I beg to differ with the president. There’s no disrespect being shown toward any of what’s been described. As a veteran, I take not one ounce of personal affront to those who kneel to express their political point of view.

Indeed, I believe we all served to guarantee them the right to do what they have done … and continue to do.

So, as we prepare to honor our veterans yet again this year, let us be mindful of the rights we have and of the Americans who have fought — and died — to guarantee we can exercise them without fear of recrimination.

This vet got one heck of a surprise

FOUNTAIN, Colo. — I am about to offer a brief illustration of just how far this country has come in its treatment of Vietnam War veterans.

It has come a long way from the bad old days when vets from that conflict were treated with maximum disrespect and, dare I say, dishonor.

We ventured to this city to meet with good friends. They recommended a place they were anxious to try out. It’s called “Sarge’s”; it is owned by a U.S. Army veteran and it caters to vets. Its walls are decked out in military insignia, pictures, knickknacks, this and that.

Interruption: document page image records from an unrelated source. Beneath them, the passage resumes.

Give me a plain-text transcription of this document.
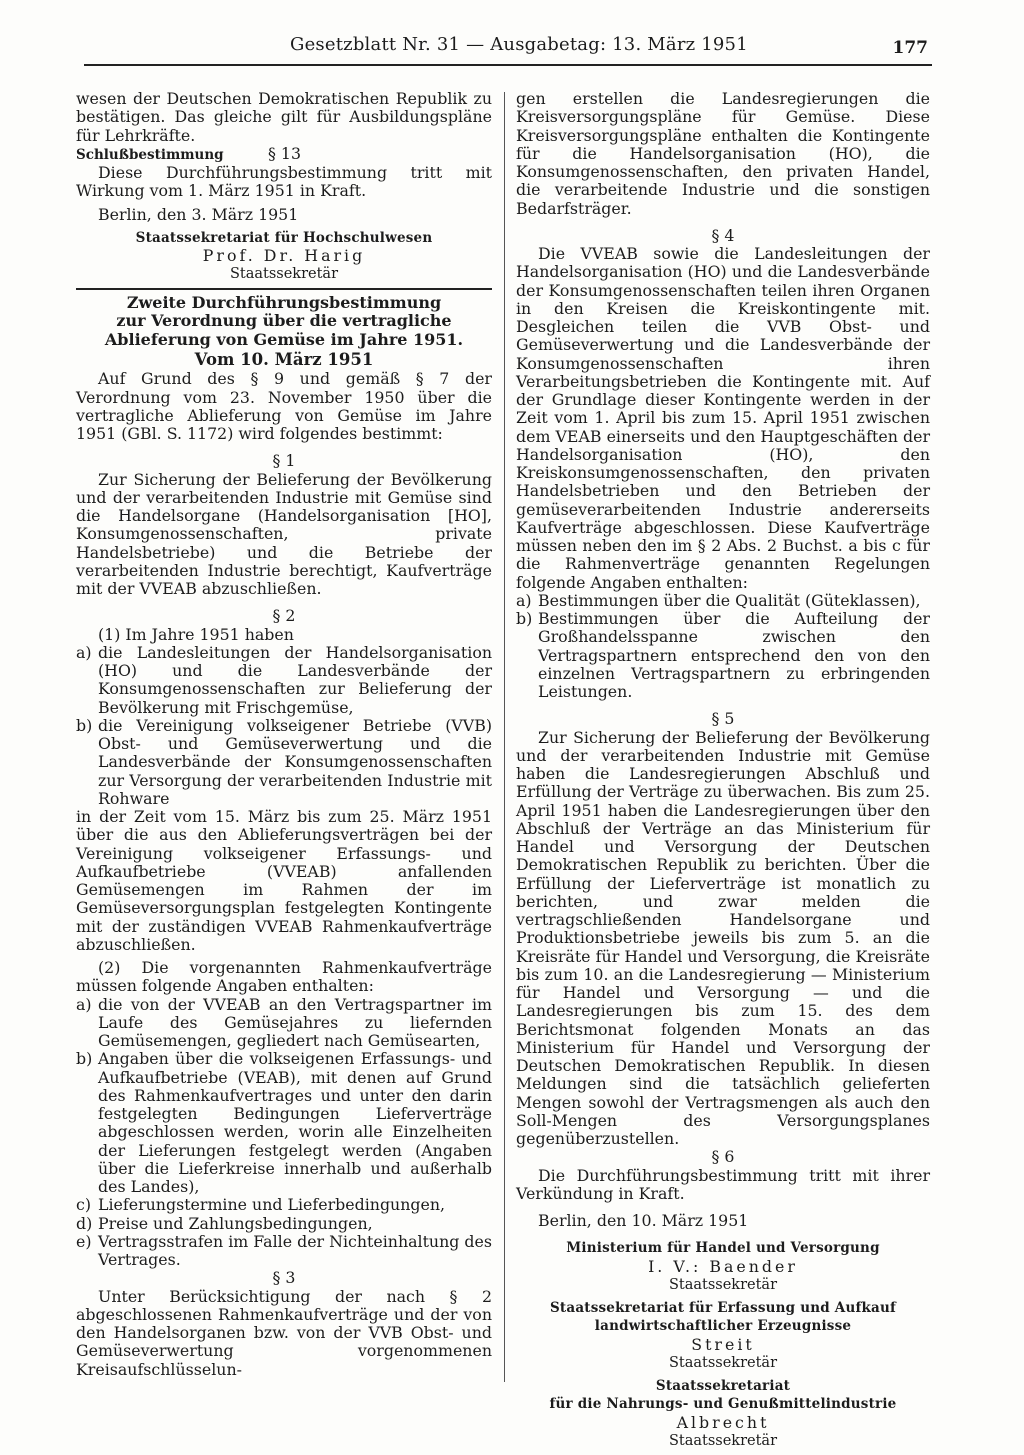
Gesetzblatt Nr. 31 — Ausgabetag: 13. März 1951	177

wesen der Deutschen Demokratischen Republik zu bestätigen. Das gleiche gilt für Ausbildungspläne für Lehrkräfte.

Schlußbestimmung	§ 13

Diese Durchführungsbestimmung tritt mit Wirkung vom 1. März 1951 in Kraft.

Berlin, den 3. März 1951

Staatssekretariat für Hochschulwesen
Prof. Dr. Harig
Staatssekretär
Zweite Durchführungsbestimmung
zur Verordnung über die vertragliche
Ablieferung von Gemüse im Jahre 1951.
Vom 10. März 1951

Auf Grund des § 9 und gemäß § 7 der Verordnung vom 23. November 1950 über die vertragliche Ablieferung von Gemüse im Jahre 1951 (GBl. S. 1172) wird folgendes bestimmt:

§ 1

Zur Sicherung der Belieferung der Bevölkerung und der verarbeitenden Industrie mit Gemüse sind die Handelsorgane (Handelsorganisation [HO], Konsumgenossenschaften, private Handelsbetriebe) und die Betriebe der verarbeitenden Industrie berechtigt, Kaufverträge mit der VVEAB abzuschließen.

§ 2

(1) Im Jahre 1951 haben

a) die Landesleitungen der Handelsorganisation (HO) und die Landesverbände der Konsumgenossenschaften zur Belieferung der Bevölkerung mit Frischgemüse,
b) die Vereinigung volkseigener Betriebe (VVB) Obst- und Gemüseverwertung und die Landesverbände der Konsumgenossenschaften zur Versorgung der verarbeitenden Industrie mit Rohware

in der Zeit vom 15. März bis zum 25. März 1951 über die aus den Ablieferungsverträgen bei der Vereinigung volkseigener Erfassungs- und Aufkaufbetriebe (VVEAB) anfallenden Gemüsemengen im Rahmen der im Gemüseversorgungsplan festgelegten Kontingente mit der zuständigen VVEAB Rahmenkaufverträge abzuschließen.

(2) Die vorgenannten Rahmenkaufverträge müssen folgende Angaben enthalten:

a) die von der VVEAB an den Vertragspartner im Laufe des Gemüsejahres zu liefernden Gemüsemengen, gegliedert nach Gemüsearten,
b) Angaben über die volkseigenen Erfassungs- und Aufkaufbetriebe (VEAB), mit denen auf Grund des Rahmenkaufvertrages und unter den darin festgelegten Bedingungen Lieferverträge abgeschlossen werden, worin alle Einzelheiten der Lieferungen festgelegt werden (Angaben über die Lieferkreise innerhalb und außerhalb des Landes),
c) Lieferungstermine und Lieferbedingungen,
d) Preise und Zahlungsbedingungen,
e) Vertragsstrafen im Falle der Nichteinhaltung des Vertrages.
§ 3

Unter Berücksichtigung der nach § 2 abgeschlossenen Rahmenkaufverträge und der von den Handelsorganen bzw. von der VVB Obst- und Gemüseverwertung vorgenommenen Kreisaufschlüsselun-

gen erstellen die Landesregierungen die Kreisversorgungspläne für Gemüse. Diese Kreisversorgungspläne enthalten die Kontingente für die Handelsorganisation (HO), die Konsumgenossenschaften, den privaten Handel, die verarbeitende Industrie und die sonstigen Bedarfsträger.

§ 4

Die VVEAB sowie die Landesleitungen der Handelsorganisation (HO) und die Landesverbände der Konsumgenossenschaften teilen ihren Organen in den Kreisen die Kreiskontingente mit. Desgleichen teilen die VVB Obst- und Gemüseverwertung und die Landesverbände der Konsumgenossenschaften ihren Verarbeitungsbetrieben die Kontingente mit. Auf der Grundlage dieser Kontingente werden in der Zeit vom 1. April bis zum 15. April 1951 zwischen dem VEAB einerseits und den Hauptgeschäften der Handelsorganisation (HO), den Kreiskonsumgenossenschaften, den privaten Handelsbetrieben und den Betrieben der gemüseverarbeitenden Industrie andererseits Kaufverträge abgeschlossen. Diese Kaufverträge müssen neben den im § 2 Abs. 2 Buchst. a bis c für die Rahmenverträge genannten Regelungen folgende Angaben enthalten:

a) Bestimmungen über die Qualität (Güteklassen),
b) Bestimmungen über die Aufteilung der Großhandelsspanne zwischen den Vertragspartnern entsprechend den von den einzelnen Vertragspartnern zu erbringenden Leistungen.
§ 5

Zur Sicherung der Belieferung der Bevölkerung und der verarbeitenden Industrie mit Gemüse haben die Landesregierungen Abschluß und Erfüllung der Verträge zu überwachen. Bis zum 25. April 1951 haben die Landesregierungen über den Abschluß der Verträge an das Ministerium für Handel und Versorgung der Deutschen Demokratischen Republik zu berichten. Über die Erfüllung der Lieferverträge ist monatlich zu berichten, und zwar melden die vertragschließenden Handelsorgane und Produktionsbetriebe jeweils bis zum 5. an die Kreisräte für Handel und Versorgung, die Kreisräte bis zum 10. an die Landesregierung — Ministerium für Handel und Versorgung — und die Landesregierungen bis zum 15. des dem Berichtsmonat folgenden Monats an das Ministerium für Handel und Versorgung der Deutschen Demokratischen Republik. In diesen Meldungen sind die tatsächlich gelieferten Mengen sowohl der Vertragsmengen als auch den Soll-Mengen des Versorgungsplanes gegenüberzustellen.

§ 6

Die Durchführungsbestimmung tritt mit ihrer Verkündung in Kraft.

Berlin, den 10. März 1951

Ministerium für Handel und Versorgung
I. V.: Baender
Staatssekretär
Staatssekretariat für Erfassung und Aufkauf
landwirtschaftlicher Erzeugnisse
Streit
Staatssekretär
Staatssekretariat
für die Nahrungs- und Genußmittelindustrie
Albrecht
Staatssekretär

The owner of the place came to our table to chat us up. I didn’t get his name, so I’ll refer to him only as “Sarge.” I asked him about his career: He retired in the summer of 2016 after 23 years of active duty; he was an infantryman. “Oh, you must have seen combat,” I said. Yes, he answered, reeling off deployments to Bosnia, Iraq and Afghanistan.

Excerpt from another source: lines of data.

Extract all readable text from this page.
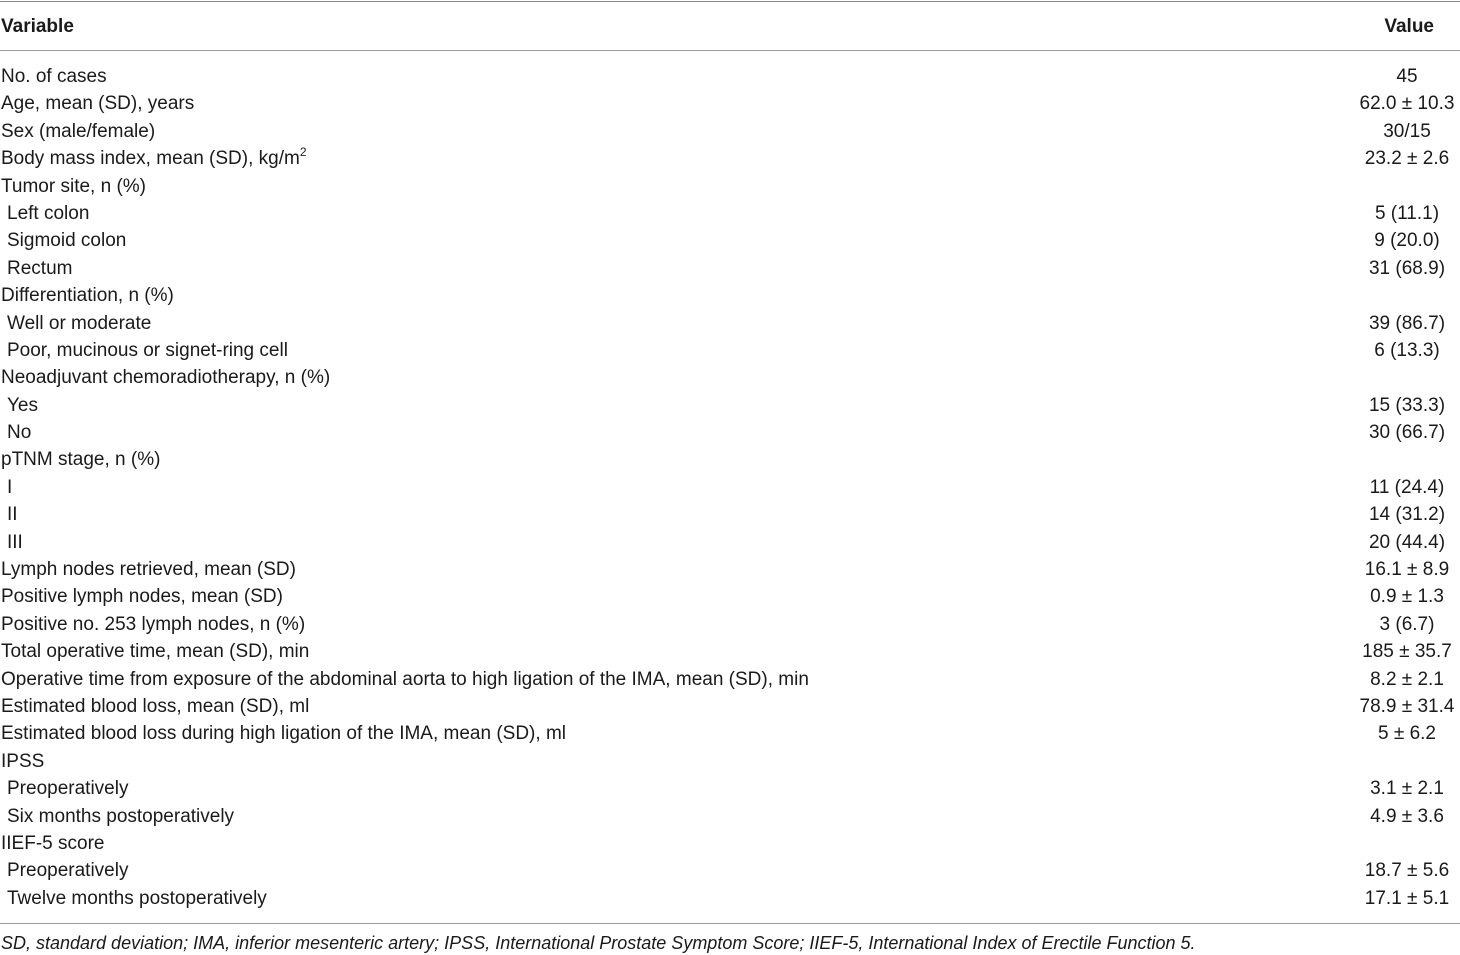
Variable	Value
No. of cases	45
Age, mean (SD), years	62.0 ± 10.3
Sex (male/female)	30/15
Body mass index, mean (SD), $kg/m^2$	23.2 ± 2.6
Tumor site, n (%)
Left colon	5 (11.1)
Sigmoid colon	9 (20.0)
Rectum	31 (68.9)
Differentiation, n (%)
Well or moderate	39 (86.7)
Poor, mucinous or signet-ring cell	6 (13.3)
Neoadjuvant chemoradiotherapy, n (%)
Yes	15 (33.3)
No	30 (66.7)
pTNM stage, n (%)
I	11 (24.4)
II	14 (31.2)
III	20 (44.4)
Lymph nodes retrieved, mean (SD)	16.1 ± 8.9
Positive lymph nodes, mean (SD)	0.9 ± 1.3
Positive no. 253 lymph nodes, n (%)	3 (6.7)
Total operative time, mean (SD), min	185 ± 35.7
Operative time from exposure of the abdominal aorta to high ligation of the IMA, mean (SD), min	8.2 ± 2.1
Estimated blood loss, mean (SD), ml	78.9 ± 31.4
Estimated blood loss during high ligation of the IMA, mean (SD), ml	5 ± 6.2
IPSS
Preoperatively	3.1 ± 2.1
Six months postoperatively	4.9 ± 3.6
IIEF-5 score
Preoperatively	18.7 ± 5.6
Twelve months postoperatively	17.1 ± 5.1
SD, standard deviation; IMA, inferior mesenteric artery; IPSS, International Prostate Symptom Score; IIEF-5, International Index of Erectile Function 5.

Then I mentioned that my last duty deployment was with the 3rd Armored Cavalry Regiment, which formerly was based in Fort Carson, Colo., just up the road from where we ate our dinner; I served with the unit when it was based at Fort Lewis, Wash. I told him I had trained as an aircraft mechanic and then served in Vietnam with an Army aviation unit and then was sent to serve as a flight ops specialist at the I Corps Tactical Zone operations center in Da Nang.

“The Army, in its wisdom, then sent me to the 3rd Cav and let me drive a five-ton cargo truck,” I said. “Hey, it makes perfect sense me,” Sarge said with a laugh.

Then he summoned one of his employees over, whispered something to him and then declared he was reducing our dinner tab by 50 percent. “I take half off for all Vietnam and Korean War vets,” he said.

I … was … stunned. What none of us realized at the moment was that he discounted the tab for all four of us.

“Don’t I have to show you proof that I served in ‘Nam?” I asked. “Oh, no. You just said it without missing a beat,” he said. “That’s good enough for me.”

This likely would not have happened in 1970 when I returned home from my Army service. Please understand that I did not suffer the indignity inflicted on many other of my Vietnam War brothers. I merely watched it unfold in real time as we all sought to start our lives as we returned to “The World.”

I merely wanted to mention how Sarge has exhibited with a simple act of kindness to someone he didn’t know who merely said he had served in a long-ago conflict.

America, you indeed have come a long, long way.